Why is the Health Plan in danger? Since 2005, healthcare costs have continued to rise while contributions to the Plan have remained flat. Our consultants estimate future healthcare inflation of as much as 10% a year. National healthcare reform is expected to have costly ramifications for private plans like the DGA Health Plan, and nobody knows yet exactly how severe those will be.
Additionally, Plan investment returns were lower than projected because the federal government has kept interest rates at rock-bottom levels in an effort to manage the economic downturn. Furthermore, demographic changes mean that fewer active participants are contributing to a plan that now must cover many more retirees.

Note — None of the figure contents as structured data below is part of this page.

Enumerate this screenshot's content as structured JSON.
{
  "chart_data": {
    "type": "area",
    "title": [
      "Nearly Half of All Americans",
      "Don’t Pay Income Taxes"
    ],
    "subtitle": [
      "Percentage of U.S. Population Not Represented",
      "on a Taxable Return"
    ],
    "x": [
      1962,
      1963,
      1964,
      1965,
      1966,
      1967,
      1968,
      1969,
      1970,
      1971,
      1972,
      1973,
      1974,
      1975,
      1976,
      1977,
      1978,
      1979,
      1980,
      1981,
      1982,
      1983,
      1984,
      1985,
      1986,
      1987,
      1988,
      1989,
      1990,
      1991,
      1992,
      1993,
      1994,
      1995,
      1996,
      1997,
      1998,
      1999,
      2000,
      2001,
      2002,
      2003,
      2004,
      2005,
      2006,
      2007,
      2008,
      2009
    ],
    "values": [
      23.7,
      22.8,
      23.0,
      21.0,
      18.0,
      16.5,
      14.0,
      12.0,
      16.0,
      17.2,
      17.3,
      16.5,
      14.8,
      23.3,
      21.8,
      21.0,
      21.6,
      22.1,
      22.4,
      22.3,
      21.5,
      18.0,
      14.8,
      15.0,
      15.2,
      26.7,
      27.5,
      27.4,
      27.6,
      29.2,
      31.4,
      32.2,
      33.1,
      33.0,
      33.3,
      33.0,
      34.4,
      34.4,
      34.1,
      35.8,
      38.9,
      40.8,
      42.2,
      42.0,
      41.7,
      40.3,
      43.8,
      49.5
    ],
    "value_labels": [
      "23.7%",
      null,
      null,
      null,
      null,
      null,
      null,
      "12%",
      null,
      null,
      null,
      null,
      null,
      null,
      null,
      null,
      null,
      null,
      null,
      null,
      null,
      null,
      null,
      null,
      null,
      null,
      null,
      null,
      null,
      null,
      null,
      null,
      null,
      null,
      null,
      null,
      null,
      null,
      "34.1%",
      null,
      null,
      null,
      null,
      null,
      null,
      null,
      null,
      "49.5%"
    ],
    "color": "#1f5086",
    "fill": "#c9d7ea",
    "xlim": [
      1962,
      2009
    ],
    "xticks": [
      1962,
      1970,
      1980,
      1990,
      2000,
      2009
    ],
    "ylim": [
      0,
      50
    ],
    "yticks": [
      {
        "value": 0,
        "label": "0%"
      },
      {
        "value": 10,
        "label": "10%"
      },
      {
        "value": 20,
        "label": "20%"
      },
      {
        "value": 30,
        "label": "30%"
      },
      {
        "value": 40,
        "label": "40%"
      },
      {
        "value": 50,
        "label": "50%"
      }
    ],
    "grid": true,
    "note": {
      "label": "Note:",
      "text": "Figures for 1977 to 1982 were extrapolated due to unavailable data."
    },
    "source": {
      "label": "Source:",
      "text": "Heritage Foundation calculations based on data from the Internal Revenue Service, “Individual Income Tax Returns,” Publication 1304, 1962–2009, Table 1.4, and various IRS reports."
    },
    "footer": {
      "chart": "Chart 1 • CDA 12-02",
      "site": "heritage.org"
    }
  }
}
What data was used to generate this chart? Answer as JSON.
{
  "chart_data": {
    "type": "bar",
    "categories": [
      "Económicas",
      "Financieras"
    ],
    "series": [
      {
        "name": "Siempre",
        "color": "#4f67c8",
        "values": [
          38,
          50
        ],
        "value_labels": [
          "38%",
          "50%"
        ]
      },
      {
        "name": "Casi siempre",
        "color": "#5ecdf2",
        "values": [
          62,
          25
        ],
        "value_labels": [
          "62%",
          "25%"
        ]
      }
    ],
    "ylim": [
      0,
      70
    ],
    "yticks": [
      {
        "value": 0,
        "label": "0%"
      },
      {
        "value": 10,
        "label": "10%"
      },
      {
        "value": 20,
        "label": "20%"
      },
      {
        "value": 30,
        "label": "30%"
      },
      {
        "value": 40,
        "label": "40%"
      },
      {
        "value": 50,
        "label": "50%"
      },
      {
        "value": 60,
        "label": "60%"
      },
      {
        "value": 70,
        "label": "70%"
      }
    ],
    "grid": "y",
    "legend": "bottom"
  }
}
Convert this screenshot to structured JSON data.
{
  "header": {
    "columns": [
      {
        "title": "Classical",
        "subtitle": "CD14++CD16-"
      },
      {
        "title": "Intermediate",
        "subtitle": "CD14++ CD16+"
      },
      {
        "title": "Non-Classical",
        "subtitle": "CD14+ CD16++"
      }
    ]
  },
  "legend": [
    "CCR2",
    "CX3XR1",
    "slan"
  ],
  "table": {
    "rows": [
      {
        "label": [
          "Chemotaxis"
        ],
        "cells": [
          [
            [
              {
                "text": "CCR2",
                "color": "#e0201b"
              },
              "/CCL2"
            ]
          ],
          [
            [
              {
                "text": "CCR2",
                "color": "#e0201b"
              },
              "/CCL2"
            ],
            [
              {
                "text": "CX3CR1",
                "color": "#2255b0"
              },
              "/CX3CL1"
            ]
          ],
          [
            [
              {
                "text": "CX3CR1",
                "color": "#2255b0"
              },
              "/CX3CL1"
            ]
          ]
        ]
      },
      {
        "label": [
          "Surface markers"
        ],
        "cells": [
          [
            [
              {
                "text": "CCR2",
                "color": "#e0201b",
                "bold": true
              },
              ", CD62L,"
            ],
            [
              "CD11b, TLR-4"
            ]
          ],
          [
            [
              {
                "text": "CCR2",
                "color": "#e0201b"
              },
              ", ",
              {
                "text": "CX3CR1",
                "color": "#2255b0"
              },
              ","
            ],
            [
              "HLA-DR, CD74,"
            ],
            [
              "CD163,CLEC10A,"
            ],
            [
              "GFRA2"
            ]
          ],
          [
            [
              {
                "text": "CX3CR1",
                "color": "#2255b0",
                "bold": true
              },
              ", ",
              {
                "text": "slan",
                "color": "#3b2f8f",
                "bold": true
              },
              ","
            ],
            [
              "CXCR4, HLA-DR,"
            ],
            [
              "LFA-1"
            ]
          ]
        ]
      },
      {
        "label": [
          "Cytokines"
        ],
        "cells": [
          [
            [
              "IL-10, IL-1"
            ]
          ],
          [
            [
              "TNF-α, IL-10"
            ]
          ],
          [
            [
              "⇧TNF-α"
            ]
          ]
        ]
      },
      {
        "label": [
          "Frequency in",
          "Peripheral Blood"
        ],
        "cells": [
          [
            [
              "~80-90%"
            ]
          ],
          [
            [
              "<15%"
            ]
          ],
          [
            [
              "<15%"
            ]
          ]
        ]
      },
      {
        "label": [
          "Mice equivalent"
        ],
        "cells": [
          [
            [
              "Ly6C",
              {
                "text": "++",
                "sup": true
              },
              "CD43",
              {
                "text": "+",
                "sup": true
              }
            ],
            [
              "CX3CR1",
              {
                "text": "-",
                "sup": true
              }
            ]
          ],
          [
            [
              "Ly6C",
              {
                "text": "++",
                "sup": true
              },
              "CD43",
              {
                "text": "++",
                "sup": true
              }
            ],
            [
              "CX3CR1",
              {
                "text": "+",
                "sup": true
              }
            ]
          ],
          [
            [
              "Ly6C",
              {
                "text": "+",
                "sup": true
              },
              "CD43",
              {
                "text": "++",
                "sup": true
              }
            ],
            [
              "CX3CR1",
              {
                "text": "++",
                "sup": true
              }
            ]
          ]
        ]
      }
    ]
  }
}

At the same time, contributions from the employers have remained set since 2005 at 8.5% of compensation with certain caps that have also remained set, and since average salaries have been steady for the past several years, overall employer contributions to the Plan have remained virtually unchanged during this time period.
This has left the Plan solely responsible for managing the increased expenses from rising healthcare costs, healthcare reform and demographic changes without an accompanying increase in contributions from the employers to balance the higher costs.
Like many other guilds and unions, we have made adjustments to benefits and raised minimum earnings thresholds as part of our prudent stewardship of the Plan. Other changes included increasing annual deductibles for individuals and families; increasing the dependent premium for active participants; limiting the number of times certain benefits can be used; switching prescription drug benefit managers and mandating that long-term (three months or more) prescriptions be filled through a mail-order pharmacy whenever possible; and increasing co-pays for brand-name drugs when generic drugs are available. Despite these adjustments and others, it is now clear that without intervention, future costs will have to be reduced by either cutting back on benefits or increasing co-pays and deductibles.
It is now critical that the burden of increasing costs shifts to the employers. With costs continuing to rise and tremendous uncertainty about how national healthcare reform will impact the Plan, both in the short-term and in the future, sustaining healthcare benefits is an issue that will need the cooperation of all parties – including the employers.
Protecting the health benefits of DGA members, retirees and their families remains one of the most important things we do as a Guild. We look forward to addressing this issue during negotiations and working with the employers to achieve a more equitable, sustainable way of providing health benefits for our members.
While we’ve been preparing for negotiations, SAG and AFTRA have been in the midst of their negotiations with the AMPTP. They began negotiations as expected on September 27 and as of this writing, both sides have continued to negotiate under a media blackout. We hope the negotiations are going well and we look forward to hearing more about their progress in the near future.
On another note, I’m extremely pleased to report that the Guild successfully completed negotiations on a new Network News, Sports and Operations in New York in the early morning hours of Saturday, September 25. DGA Second Vice President Bill Brady together with DGA Eastern Executive Director Russ Hollander brilliantly led the negotiations, and even though the negotiations were among the toughest we’ve faced in a long time, they did a remarkable job.